A review of photos of these little girls in the pageant magazines proves the point. In one, a 6-year-old blond from Ohio could easily pass for 12, with her frosted, wind-swept hair and dark mascara. In another, an 8-year-old Philadelphia girl with flowing black curls and snapping black eyes might as well be a senior in high school, so mature is her mien. And in still another, a 6-year-old Michigan girl could have walked onto the set of "Designing Women" with her big hair.
"They don't remind me of kids. They're trained. They all look the same," LaCour said. The winners' families, she said, pay smartly to achieve that look. Many spend upward of $800 on custom-made pageant dresses--sartorial confections of satin and taffeta, net sleeves and rhinestone-studded bodices. Some even hire hairdressers to accompany them to competitions. And many hire coaches who work to sharpen the girls' talent presentations and interviewing skills.
"They go from one pageant to another, constantly, and the emphasis is put on win, win, win," LaCour said.
She prefers the "scholarship pageants," competitions in which judges also consider a participant's academic record, talents and personality. "They allow children to be children," LaCour said.
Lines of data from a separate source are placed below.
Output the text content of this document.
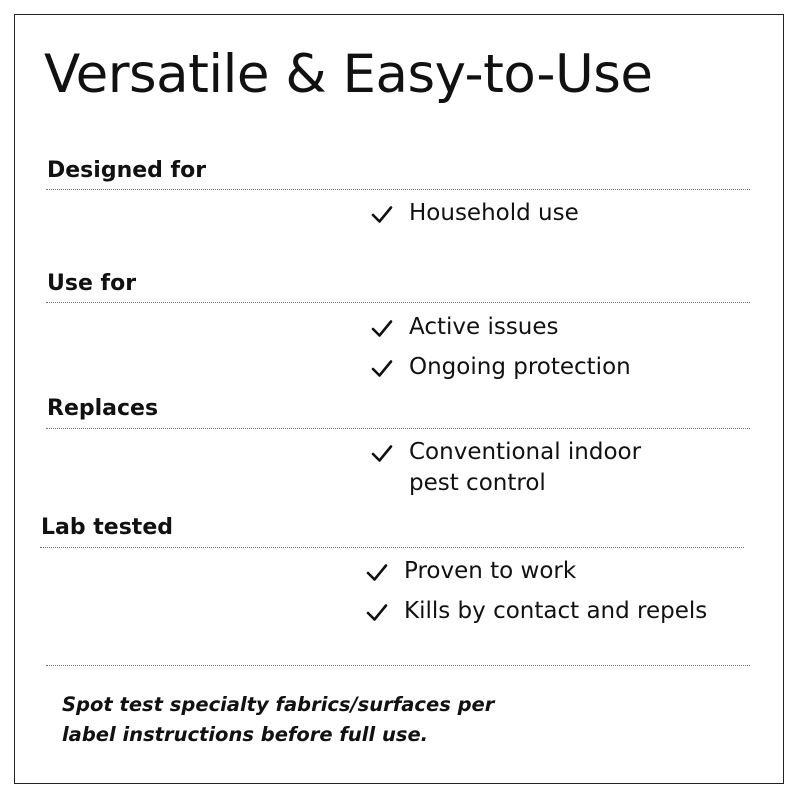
Versatile & Easy-to-Use
Designed for
Household use
Use for
Active issues
Ongoing protection
Replaces
Conventional indoor
pest control
Lab tested
Proven to work
Kills by contact and repels
Spot test specialty fabrics/surfaces per
label instructions before full use.
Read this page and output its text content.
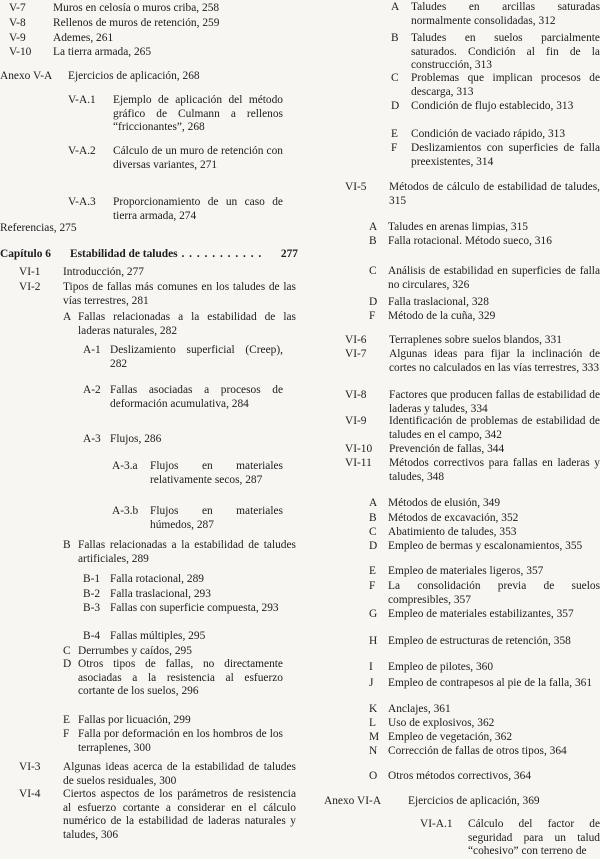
V-7 Muros en celosía o muros criba, 258
V-8 Rellenos de muros de retención, 259
V-9 Ademes, 261
V-10 La tierra armada, 265
Anexo V-A Ejercicios de aplicación, 268
V-A.1 Ejemplo de aplicación del método gráfico de Culmann a rellenos “friccionantes”, 268
V-A.2 Cálculo de un muro de retención con diversas variantes, 271
V-A.3 Proporcionamiento de un caso de tierra armada, 274
Referencias, 275
Capítulo 6	277
Estabilidad de taludes . . . . . . . . . . .
VI-1 Introducción, 277
VI-2 Tipos de fallas más comunes en los taludes de las vías terrestres, 281
A Fallas relacionadas a la estabilidad de las laderas naturales, 282
A-1 Deslizamiento superficial (Creep), 282
A-2 Fallas asociadas a procesos de deformación acumulativa, 284
A-3 Flujos, 286
A-3.a Flujos en materiales relativamente secos, 287
A-3.b Flujos en materiales húmedos, 287
B Fallas relacionadas a la estabilidad de taludes artificiales, 289
B-1 Falla rotacional, 289
B-2 Falla traslacional, 293
B-3 Fallas con superficie compuesta, 293
B-4 Fallas múltiples, 295
C Derrumbes y caídos, 295
D Otros tipos de fallas, no directamente asociadas a la resistencia al esfuerzo cortante de los suelos, 296
E Fallas por licuación, 299
F Falla por deformación en los hombros de los terraplenes, 300
VI-3 Algunas ideas acerca de la estabilidad de taludes de suelos residuales, 300
VI-4 Ciertos aspectos de los parámetros de resistencia al esfuerzo cortante a considerar en el cálculo numérico de la estabilidad de laderas naturales y taludes, 306
A Taludes en arcillas saturadas normalmente consolidadas, 312
B Taludes en suelos parcialmente saturados. Condición al fin de la construcción, 313
C Problemas que implican procesos de descarga, 313
D Condición de flujo establecido, 313
E Condición de vaciado rápido, 313
F Deslizamientos con superficies de falla preexistentes, 314
VI-5 Métodos de cálculo de estabilidad de taludes, 315
A Taludes en arenas limpias, 315
B Falla rotacional. Método sueco, 316
C Análisis de estabilidad en superficies de falla no circulares, 326
D Falla traslacional, 328
F Método de la cuña, 329
VI-6 Terraplenes sobre suelos blandos, 331
VI-7 Algunas ideas para fijar la inclinación de cortes no calculados en las vías terrestres, 333
VI-8 Factores que producen fallas de estabilidad de laderas y taludes, 334
VI-9 Identificación de problemas de estabilidad de taludes en el campo, 342
VI-10 Prevención de fallas, 344
VI-11 Métodos correctivos para fallas en laderas y taludes, 348
A Métodos de elusión, 349
B Métodos de excavación, 352
C Abatimiento de taludes, 353
D Empleo de bermas y escalonamientos, 355
E Empleo de materiales ligeros, 357
F La consolidación previa de suelos compresibles, 357
G Empleo de materiales estabilizantes, 357
H Empleo de estructuras de retención, 358
I Empleo de pilotes, 360
J Empleo de contrapesos al pie de la falla, 361
K Anclajes, 361
L Uso de explosivos, 362
M Empleo de vegetación, 362
N Corrección de fallas de otros tipos, 364
O Otros métodos correctivos, 364
Anexo VI-A Ejercicios de aplicación, 369
VI-A.1 Cálculo del factor de seguridad para un talud “cohesivo” con terreno de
Many of those, such as America's Darling and Lil' Darling pageants run by 69-year-old Adelyn Foreman of Orlando, Fla., strongly discourage makeup. More than once, Foreman said, she has urged mothers who slather on blush, lipstick and mascara to "please, please don't do that, please tone it down."
She also eschews fancy, expensive pageant dresses. "In the beauty division, someone with a cute little Sunday Easter dress will win," said Foreman, whose nonprofit pageants are held in 10 states.
(She donates all profits to children's charities such as the Children's Wish Foundation in Maitland, Fla., for children with life-threatening diseases.)
"I say, 'Please let your children look natural,' " Foreman said.
Yet, decades after the feminist movement sought to reduce the emphasis on girls' looks, guess which type pageant--scholarship or beauty--is most popular?
"The beauty pageants still reign," LaCour said.
And not only do they reign, but they are growing.
Sunburst Beauty Pageants out of Tallahassee, Fla., has become one of the largest youth pageant systems, a 19-year-old concern with events in 40 states and Canada. "We're simply looking for a pretty little face," said executive director Theresa Spooner.
She believes Sunburst has thrived because parents see the pageants as a way to build their children's self-esteem. Everyone gets a trophy. And, she said, the prizes--savings bonds, toys, television sets, jewelry and 6-foot trophies--make their events "look like Christmas."
"Basically, at our pageants, everybody's happy. Maybe that's why we've done so well," Spooner said.
When Mike Maki began keeping tabs on the pageant industry a decade ago, he counted about 130 national pageant systems. Those included pageants for girls and women from babies to grandmothers--systems that included local, regional or state, and, finally, national competitions. (He doesn't even begin to count the local beauty contests that crown their own peanut- and rose-festival queens.)